As we talked about it, I asked, "Can I exercise now?"
"Sure."
"Hiking? Swimming? Biking?"
"That should all be fine."
"Running?"
A long pause, a bit of a grimace on his face, and then he said, "Well, I can't really recommend that."

But by January 2009 I'm ready to risk it. Almost 3 years had passed since the surgery. I need to do something, and nothing motivates me like running. I figure if I feel any real back pain or discomfort at all I can back off and try some other form of exercise. But I might as well start with what I love the most.

The first week of February I start. First day out I cover a mile and a half at a slow jog, and I have to stop twice to catch my breath.

- - -

Tomorrow morning I run in the Seattle 15K (that's 9.3 miles). That's further than I have ever run, but I absolutely feel ready.

These days I run 4x a week, typically totalling 22 miles. Two runs a week are 7 miles. The other two are a mix of wind sprints and hill sprints. I've dropped 40 pounds. In that sense I'm in the best shape I've been in for at least 20 years.
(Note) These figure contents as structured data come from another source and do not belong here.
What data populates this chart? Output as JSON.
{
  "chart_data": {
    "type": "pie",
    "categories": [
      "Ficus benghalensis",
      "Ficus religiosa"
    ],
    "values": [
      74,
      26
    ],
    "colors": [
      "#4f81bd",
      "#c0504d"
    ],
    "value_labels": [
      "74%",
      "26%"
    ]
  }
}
But age and injury have taken their toll. I have permanent nerve damage. On a good day I have a bit of numbness on the ball of my right foot and in my right little toe, and my balance on my right foot is off. On a bad day I have shooting pains that flicker all up and down my right calf. The killer cross-over dribble from right to left that I used to have on the basketball court is gone; I just can't get that explosive push off my right foot. Put me on a tennis court and I don't think I have the lateral movement to dominate the net and guard the passing shot like I used to. Three times in the last 6 months I've done 5 miles in under 41 minutes, but I don't know if I'll quite get my time down to under 40 minutes again. And I'll certainly never do 3 miles in under 18 minutes again.

But the Seattle 15K is not a race for me; its an affirmation. I won't be the fastest; I won't even be the fastest in the 50-54 age group. If I finish at under 9:00 minutes/mile I'll be thrilled. But I will finish.

- - -

This is supposed to be a blog about music, not just running.

Modern technology has given me a soundtrack to my running, something I didn't have in high school or in college. Its made me listen to music in a new way. Songs that may not be that deep or rich for pure listening can be inspiring when you're running. Ritchie Blackmore's guitar solo on "Highway Star" will get you up any hill. The intro to Midnight Oil's "Antarctica" will quietly nudge you to go just a little further than you thought you could.

And songs that meant one thing when you were young mean something completely different now. Any brush with mortality changes you, whether its confronting your own physical frailty as I have, or a brush with death. You're changed not just by your own confrontations with mortality but by the challenges faced by those you care about. It makes a throw-away, "live fast, die young" lyric like this one sound completely different:

I've been to the edge
And there I stood and looked down
You know I lost a lot of friends there baby
I got no time to mess around

Confronting mortality does make you impatient. And strangely optimistic. Once you've faced how much you can lose, you suddenly feel like you have nothing to lose. Not everything is possible (that's the naivety of youth), but you won't know what is possible if you don't try. And the only way to honor those loved and departed is to make the most of the gift that life has given you in passing through your own moment of mortality.

- - -

Ok, I want to end on a more upbeat -- even humorous -- note.

There's this fabulous quote from Jewell in a magazine interview she gave some years ago. She said, "All men secretly want to be cowboys. And all women secretly want to have sex with them." And I think of that quote with a big smile every time I hear the song these lyrics are taken from:

I play for keeps
Cause I might not make it back

Yeah, trying to run a 15K at my age and with my back is a little bit cowboy. See you at the finish line.